Pelea de gallos: Mexico’s festival of total — and lethal — commitment

Editor’s note: While blood sport with animals is deemed animal cruelty north-of-the-border, a few countries still allow and promote this 6,000-year old spectacle. Mexico is one of them. Although the Fiestas de Octubre in Guadalajara has been cancelled this year, cockfighting is a nightly event at that festival, generally held just before a well-known Mexican musical star or band takes the stage.

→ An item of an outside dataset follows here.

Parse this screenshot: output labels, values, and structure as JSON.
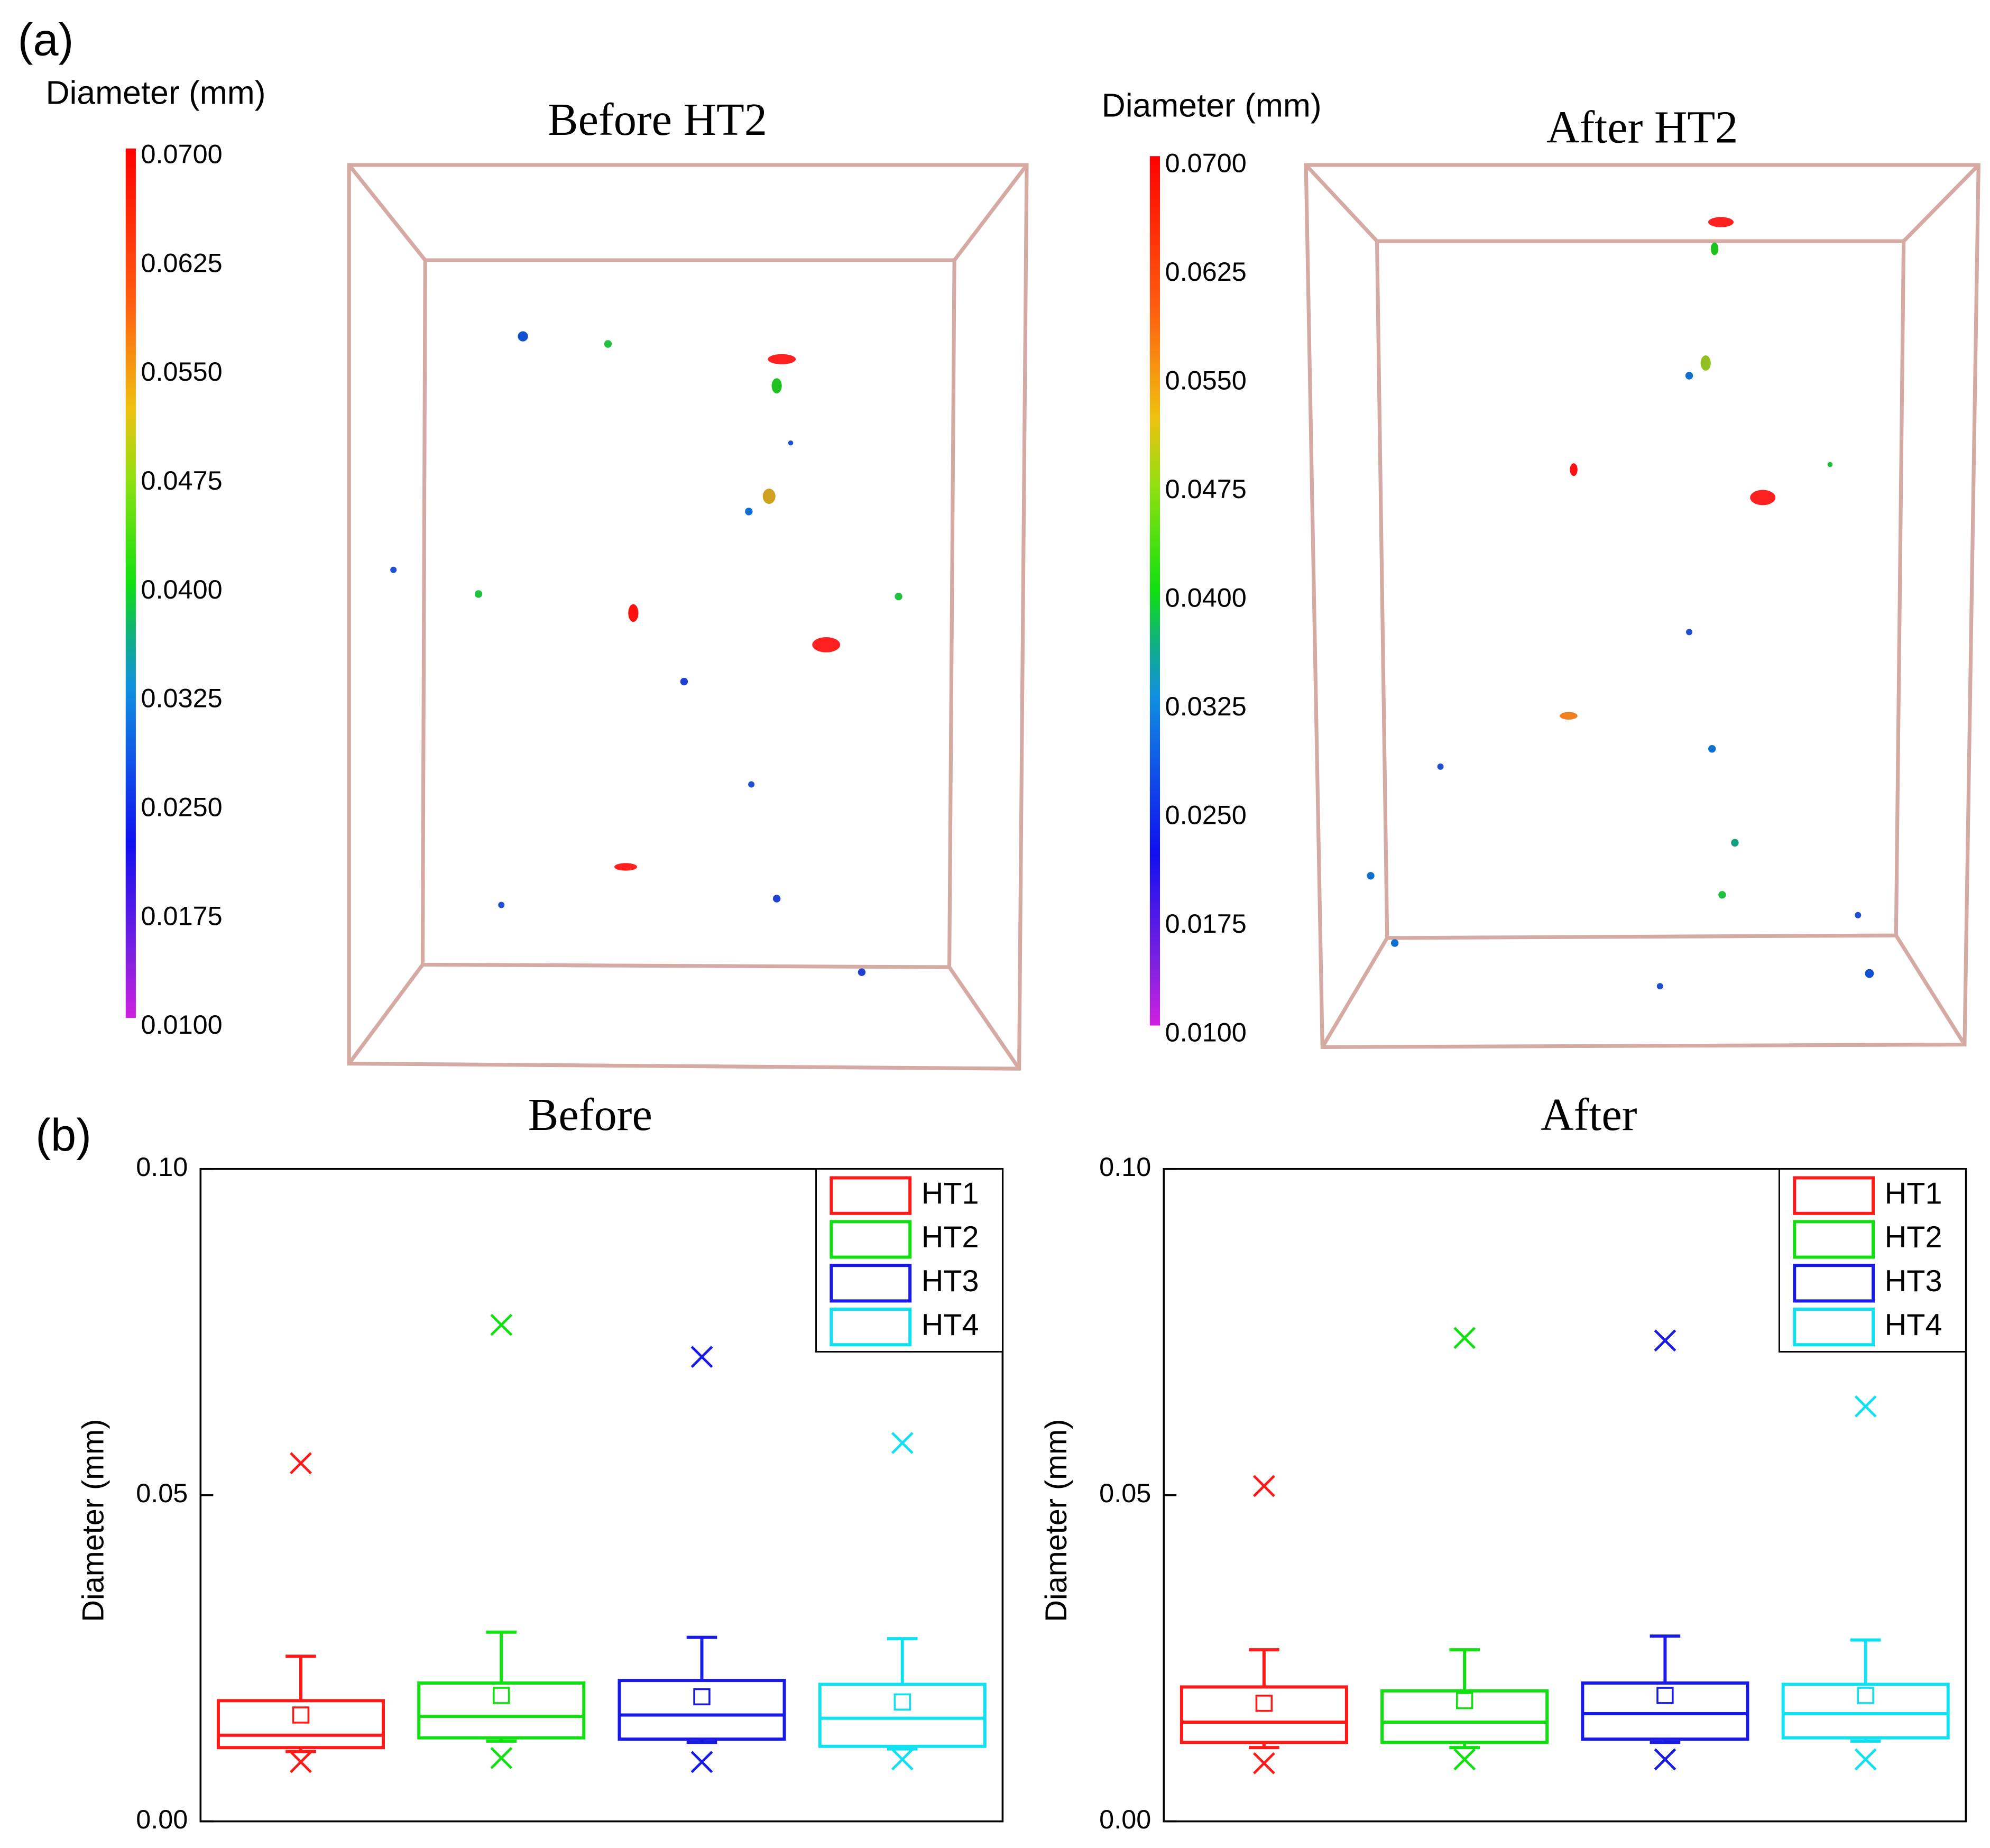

(First published in August, 1980)

pg14There are a number of names for it: pelea de gallos, riña de gallos, juego de gallos. It is cockfighting and, whether you are instinctively attracted to the spectacle or not, it is an enduring Latin-American social event, a traditional “sport.” Of all the names, the first, with its use of pelea (to fight) is the most accurate. To riñar means to scuffle, to feud, to quarrel, and cockfights are considerably more than that, unless you enjoy extravagant understatement. And to jugar means to play, to gamble (that’s close), to sport, to game. Pelear, with its implication of full-tilt combat, then, is the term to succinctly describe this festival of machismo, gambling, bloodletting and lethal risks.

Central instinct

This raw display is the violence we witness on our television sets and playing fields distilled, made real. Cockfighting is the simplest pageant of them all. Basically, it is two males fighting to death for a female. Two combatants propelled by a central life instinct to oppose on another totally unintimidated until one is killed.